Identification of sperm plasma membrane proteins exhibiting binding affinity for the ascidian egg coat
Article first published online: 27 OCT 2003
Development, Growth & Differentiation
Volume 39, Issue 5, pages 551–561, October 1997
How to Cite
Bossi, T. and Honegger, T. G. (1997), Identification of sperm plasma membrane proteins exhibiting binding affinity for the ascidian egg coat. Development, Growth & Differentiation, 39: 551–561. doi: 10.1046/j.1440-169X.1997.t01-4-00002.x
- Issue published online: 27 OCT 2003
- Article first published online: 27 OCT 2003
- Received 12 March 1997: revised 6 May 1997; accepted 7 May 1997.
- cell adhesion;
In the initial stage of ascidian fertilization sequential sperm–egg coat interactions assure successful species-specific fertilization. Sperm recognize, bind to, and then penetrate the egg investment that consists of follicle cells (FC) and an acellular vitelline coat (VC). To identify plasma proteins that recognize the egg coat, a membrane fraction was prepared from Phallusia mammillata sperm using nitrogen cavitation followed by three centrifugation steps. The purity of the membrane fractions was assessed by transmission electron microscopy and marker enzymes. Comparison of the electrophoretic pattern of sperm extracellular membrane domains labeled by radio-iodination or biotinylation and recorded by autoradiography or enhanced chemiluminescence, respectively, showed the non-radioactive procedure to be a convenient and efficient method.
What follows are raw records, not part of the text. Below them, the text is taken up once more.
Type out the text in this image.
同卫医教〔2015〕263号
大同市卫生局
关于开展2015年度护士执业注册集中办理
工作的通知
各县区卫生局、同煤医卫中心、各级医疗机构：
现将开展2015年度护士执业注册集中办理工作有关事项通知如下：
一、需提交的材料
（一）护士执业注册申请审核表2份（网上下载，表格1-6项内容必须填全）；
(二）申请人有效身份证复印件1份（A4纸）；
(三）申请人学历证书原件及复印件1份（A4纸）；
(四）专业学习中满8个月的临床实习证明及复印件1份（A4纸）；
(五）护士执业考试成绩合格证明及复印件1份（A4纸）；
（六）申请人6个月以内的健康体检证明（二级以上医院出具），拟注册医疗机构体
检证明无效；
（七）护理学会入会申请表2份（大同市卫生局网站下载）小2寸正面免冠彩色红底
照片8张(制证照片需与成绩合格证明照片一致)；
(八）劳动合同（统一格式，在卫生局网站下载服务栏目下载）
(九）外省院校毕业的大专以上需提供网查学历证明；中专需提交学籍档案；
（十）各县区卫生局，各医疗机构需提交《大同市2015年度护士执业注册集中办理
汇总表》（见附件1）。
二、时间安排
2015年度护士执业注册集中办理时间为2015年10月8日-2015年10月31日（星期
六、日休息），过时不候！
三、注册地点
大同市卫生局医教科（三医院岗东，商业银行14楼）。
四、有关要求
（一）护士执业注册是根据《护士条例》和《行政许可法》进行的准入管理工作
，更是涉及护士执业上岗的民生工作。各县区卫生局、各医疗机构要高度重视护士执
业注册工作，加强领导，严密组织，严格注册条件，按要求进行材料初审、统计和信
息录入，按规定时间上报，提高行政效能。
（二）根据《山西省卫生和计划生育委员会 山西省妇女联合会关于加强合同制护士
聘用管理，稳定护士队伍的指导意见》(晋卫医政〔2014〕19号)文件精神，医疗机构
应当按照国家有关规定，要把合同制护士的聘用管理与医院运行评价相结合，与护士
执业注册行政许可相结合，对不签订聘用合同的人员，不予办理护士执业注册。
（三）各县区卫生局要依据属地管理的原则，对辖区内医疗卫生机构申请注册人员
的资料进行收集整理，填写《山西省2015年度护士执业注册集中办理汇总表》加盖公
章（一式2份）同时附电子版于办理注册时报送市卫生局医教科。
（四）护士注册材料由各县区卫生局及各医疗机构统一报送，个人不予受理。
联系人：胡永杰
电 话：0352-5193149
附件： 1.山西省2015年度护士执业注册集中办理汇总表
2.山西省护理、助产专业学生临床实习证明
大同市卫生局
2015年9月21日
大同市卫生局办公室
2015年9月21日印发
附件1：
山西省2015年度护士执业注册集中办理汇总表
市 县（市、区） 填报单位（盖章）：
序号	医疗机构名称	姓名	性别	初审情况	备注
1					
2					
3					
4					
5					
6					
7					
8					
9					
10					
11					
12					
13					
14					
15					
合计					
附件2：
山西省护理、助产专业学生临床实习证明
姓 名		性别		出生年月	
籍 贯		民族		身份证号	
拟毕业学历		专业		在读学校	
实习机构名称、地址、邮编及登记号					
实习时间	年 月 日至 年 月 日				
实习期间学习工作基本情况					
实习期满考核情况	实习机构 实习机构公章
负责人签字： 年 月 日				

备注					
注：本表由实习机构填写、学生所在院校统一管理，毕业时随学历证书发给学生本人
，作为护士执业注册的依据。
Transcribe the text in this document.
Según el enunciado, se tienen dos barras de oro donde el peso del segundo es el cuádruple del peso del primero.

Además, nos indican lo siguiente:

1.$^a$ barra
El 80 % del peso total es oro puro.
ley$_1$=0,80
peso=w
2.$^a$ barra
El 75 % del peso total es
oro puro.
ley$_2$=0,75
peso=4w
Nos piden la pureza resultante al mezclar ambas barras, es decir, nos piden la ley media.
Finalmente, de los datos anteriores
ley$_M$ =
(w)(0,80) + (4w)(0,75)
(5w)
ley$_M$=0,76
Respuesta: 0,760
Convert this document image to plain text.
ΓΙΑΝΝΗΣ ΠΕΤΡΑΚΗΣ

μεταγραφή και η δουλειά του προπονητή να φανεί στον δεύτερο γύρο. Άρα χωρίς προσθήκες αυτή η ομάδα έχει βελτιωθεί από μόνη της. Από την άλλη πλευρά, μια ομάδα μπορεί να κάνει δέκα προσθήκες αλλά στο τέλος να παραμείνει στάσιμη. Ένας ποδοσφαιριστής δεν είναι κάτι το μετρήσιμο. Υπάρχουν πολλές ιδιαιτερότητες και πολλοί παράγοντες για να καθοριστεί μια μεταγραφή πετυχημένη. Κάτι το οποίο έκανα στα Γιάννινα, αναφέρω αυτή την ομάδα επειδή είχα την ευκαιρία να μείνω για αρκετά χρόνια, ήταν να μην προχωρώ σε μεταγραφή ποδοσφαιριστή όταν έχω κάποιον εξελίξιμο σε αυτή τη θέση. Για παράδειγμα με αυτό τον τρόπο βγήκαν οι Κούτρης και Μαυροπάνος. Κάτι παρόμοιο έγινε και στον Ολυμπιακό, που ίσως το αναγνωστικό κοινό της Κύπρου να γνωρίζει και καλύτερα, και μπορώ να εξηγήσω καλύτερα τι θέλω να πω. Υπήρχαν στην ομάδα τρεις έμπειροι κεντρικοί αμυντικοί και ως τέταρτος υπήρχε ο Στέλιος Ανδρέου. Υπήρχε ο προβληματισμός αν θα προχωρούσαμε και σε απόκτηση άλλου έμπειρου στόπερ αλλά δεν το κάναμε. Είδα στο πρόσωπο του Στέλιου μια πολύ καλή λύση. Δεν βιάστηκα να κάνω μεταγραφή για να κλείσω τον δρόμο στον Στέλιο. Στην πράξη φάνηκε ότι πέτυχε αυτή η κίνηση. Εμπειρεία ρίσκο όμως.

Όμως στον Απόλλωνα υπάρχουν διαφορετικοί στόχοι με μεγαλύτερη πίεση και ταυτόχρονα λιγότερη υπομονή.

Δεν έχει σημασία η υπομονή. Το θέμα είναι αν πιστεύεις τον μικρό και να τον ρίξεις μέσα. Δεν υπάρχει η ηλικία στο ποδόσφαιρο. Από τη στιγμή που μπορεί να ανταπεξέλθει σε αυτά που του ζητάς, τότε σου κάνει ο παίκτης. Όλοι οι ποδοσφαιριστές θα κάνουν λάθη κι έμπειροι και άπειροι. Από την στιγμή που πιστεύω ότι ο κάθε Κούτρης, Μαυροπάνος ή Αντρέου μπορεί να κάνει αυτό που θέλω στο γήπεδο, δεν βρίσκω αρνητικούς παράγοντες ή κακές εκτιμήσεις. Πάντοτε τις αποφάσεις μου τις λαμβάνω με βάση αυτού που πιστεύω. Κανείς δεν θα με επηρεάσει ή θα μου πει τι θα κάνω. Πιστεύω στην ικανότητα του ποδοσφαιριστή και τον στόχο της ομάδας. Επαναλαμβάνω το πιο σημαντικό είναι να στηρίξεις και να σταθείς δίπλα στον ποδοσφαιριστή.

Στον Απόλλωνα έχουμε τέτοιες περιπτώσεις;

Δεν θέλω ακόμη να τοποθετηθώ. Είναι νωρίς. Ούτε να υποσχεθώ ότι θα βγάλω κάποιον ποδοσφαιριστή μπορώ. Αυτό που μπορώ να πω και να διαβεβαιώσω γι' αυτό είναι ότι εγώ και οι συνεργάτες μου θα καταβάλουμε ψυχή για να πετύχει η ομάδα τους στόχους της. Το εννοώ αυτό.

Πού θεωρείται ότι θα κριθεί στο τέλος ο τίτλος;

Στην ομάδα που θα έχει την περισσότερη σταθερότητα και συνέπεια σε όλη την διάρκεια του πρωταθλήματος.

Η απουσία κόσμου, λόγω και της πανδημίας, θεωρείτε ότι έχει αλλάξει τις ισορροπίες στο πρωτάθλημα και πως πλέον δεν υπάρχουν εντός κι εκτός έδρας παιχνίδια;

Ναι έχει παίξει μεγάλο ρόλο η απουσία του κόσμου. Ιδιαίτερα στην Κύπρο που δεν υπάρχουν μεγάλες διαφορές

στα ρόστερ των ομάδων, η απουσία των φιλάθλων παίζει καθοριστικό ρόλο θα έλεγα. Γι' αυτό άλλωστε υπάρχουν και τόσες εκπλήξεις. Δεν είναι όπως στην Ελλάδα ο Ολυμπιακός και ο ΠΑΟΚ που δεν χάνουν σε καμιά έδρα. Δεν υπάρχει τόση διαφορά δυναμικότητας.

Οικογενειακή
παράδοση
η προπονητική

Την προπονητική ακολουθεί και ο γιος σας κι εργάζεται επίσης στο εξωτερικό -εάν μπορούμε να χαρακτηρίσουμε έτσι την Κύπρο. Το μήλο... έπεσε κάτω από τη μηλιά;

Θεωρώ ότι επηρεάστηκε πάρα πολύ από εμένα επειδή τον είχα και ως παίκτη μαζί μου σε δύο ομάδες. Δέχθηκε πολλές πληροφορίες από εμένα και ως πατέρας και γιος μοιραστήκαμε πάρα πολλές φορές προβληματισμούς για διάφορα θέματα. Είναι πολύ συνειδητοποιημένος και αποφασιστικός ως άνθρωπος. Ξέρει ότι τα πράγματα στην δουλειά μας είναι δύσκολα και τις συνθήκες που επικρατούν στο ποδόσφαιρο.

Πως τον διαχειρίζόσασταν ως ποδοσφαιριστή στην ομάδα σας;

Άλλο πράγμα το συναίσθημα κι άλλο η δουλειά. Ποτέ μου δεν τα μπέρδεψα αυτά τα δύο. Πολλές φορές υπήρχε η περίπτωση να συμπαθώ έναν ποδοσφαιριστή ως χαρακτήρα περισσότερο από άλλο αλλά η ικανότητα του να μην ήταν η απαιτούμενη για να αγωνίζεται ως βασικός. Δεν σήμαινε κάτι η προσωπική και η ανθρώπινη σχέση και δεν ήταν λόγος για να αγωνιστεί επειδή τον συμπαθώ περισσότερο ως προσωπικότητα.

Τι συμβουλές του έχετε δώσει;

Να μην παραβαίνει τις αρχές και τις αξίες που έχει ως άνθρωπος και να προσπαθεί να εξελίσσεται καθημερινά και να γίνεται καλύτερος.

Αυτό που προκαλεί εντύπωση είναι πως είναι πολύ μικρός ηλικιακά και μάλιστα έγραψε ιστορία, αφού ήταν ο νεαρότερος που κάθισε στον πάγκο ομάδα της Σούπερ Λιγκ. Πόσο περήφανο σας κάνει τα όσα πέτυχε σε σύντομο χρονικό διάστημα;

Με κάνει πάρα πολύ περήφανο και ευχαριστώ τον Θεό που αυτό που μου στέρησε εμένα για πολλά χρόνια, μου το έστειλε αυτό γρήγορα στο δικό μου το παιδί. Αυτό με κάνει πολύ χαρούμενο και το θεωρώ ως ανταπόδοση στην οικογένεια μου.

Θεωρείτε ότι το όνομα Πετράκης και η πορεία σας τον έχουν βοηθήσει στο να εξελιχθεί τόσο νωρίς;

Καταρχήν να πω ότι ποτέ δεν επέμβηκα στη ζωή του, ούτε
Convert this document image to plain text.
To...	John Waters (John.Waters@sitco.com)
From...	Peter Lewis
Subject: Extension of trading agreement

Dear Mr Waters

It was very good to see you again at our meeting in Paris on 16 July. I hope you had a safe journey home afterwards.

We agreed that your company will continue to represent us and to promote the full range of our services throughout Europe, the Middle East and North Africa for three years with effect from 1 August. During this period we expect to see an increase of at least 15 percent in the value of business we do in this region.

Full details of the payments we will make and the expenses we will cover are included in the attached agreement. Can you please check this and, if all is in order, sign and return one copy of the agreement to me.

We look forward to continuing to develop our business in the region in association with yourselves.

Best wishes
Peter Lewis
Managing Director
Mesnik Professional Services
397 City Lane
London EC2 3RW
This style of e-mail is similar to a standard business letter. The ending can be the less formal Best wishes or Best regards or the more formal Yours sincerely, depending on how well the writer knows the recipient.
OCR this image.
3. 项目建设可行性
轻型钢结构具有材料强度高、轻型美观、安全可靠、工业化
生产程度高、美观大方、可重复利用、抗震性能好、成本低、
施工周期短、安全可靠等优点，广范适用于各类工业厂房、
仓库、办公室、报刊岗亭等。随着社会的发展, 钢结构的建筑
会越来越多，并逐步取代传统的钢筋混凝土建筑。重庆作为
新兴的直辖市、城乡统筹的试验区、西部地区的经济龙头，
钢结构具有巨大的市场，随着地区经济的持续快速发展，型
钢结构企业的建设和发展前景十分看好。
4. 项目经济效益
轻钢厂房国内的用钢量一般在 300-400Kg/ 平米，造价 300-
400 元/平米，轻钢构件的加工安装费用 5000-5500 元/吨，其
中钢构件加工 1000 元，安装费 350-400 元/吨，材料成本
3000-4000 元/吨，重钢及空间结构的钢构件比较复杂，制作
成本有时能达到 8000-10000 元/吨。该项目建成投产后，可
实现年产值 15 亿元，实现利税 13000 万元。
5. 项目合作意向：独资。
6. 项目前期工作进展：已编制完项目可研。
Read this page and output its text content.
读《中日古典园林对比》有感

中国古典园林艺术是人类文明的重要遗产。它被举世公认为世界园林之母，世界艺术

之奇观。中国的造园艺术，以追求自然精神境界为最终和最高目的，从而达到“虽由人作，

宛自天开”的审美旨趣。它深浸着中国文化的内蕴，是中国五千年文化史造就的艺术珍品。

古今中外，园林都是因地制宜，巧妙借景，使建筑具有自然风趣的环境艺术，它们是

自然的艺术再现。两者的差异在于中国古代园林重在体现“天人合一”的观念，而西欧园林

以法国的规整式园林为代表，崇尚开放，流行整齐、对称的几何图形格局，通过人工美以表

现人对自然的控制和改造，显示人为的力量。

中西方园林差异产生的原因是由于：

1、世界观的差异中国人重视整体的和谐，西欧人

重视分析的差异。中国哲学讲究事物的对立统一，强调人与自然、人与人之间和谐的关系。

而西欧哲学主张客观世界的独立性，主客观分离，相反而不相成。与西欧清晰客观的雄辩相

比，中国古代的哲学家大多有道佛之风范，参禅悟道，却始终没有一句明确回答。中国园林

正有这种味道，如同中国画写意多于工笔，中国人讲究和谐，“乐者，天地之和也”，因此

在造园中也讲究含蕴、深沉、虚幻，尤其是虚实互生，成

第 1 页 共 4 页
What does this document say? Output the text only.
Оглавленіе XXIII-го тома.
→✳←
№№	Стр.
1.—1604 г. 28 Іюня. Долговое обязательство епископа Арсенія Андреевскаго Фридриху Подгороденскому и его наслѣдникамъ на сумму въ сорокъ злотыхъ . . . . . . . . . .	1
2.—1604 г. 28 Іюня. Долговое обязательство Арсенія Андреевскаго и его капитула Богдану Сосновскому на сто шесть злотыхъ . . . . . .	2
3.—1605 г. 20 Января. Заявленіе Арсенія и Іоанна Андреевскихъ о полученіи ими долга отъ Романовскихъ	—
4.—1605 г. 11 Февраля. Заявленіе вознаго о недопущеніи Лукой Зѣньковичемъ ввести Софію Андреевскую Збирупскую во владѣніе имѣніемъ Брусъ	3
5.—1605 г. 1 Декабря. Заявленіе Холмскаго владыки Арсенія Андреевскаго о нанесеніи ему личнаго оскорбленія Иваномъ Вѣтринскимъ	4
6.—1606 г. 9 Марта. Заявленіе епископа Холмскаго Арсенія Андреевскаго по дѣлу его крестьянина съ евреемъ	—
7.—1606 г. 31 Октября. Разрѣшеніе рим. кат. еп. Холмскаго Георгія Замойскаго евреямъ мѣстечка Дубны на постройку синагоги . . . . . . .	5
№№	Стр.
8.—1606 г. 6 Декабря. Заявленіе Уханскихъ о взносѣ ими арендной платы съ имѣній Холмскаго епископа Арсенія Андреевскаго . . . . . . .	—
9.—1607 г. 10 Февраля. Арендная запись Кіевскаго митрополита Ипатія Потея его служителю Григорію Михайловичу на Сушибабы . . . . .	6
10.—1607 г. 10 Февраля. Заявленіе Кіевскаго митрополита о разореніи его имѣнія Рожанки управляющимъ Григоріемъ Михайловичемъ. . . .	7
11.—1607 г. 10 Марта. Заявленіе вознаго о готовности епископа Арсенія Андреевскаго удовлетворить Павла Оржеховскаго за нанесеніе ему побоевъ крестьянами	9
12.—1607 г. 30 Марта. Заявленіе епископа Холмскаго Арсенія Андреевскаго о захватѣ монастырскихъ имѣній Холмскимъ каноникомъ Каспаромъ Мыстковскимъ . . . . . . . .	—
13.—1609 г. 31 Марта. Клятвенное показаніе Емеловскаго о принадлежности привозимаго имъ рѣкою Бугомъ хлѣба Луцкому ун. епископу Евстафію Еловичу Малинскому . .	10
Isolated sperm membrane components were found to inhibit fertilization in a concentration-dependent manner and to bind mainly to the FC. Eggs were used as an affinity matrix to determine which of the solubilized sperm membrane proteins possess egg-binding activity. Three biotinylated proteins (66kDa, 120kDa and 140kDa) were found to bind to the VC. Assays probing heterospecific binding to Ascidia mentula eggs revealed that the 120kDa protein possesses species-specific binding activity. Thus, the current data suggest the 120 kDa sperm membrane protein as a candidate adhesion molecule with a possible role in gamete binding and species-specific recognition in P. mammillata.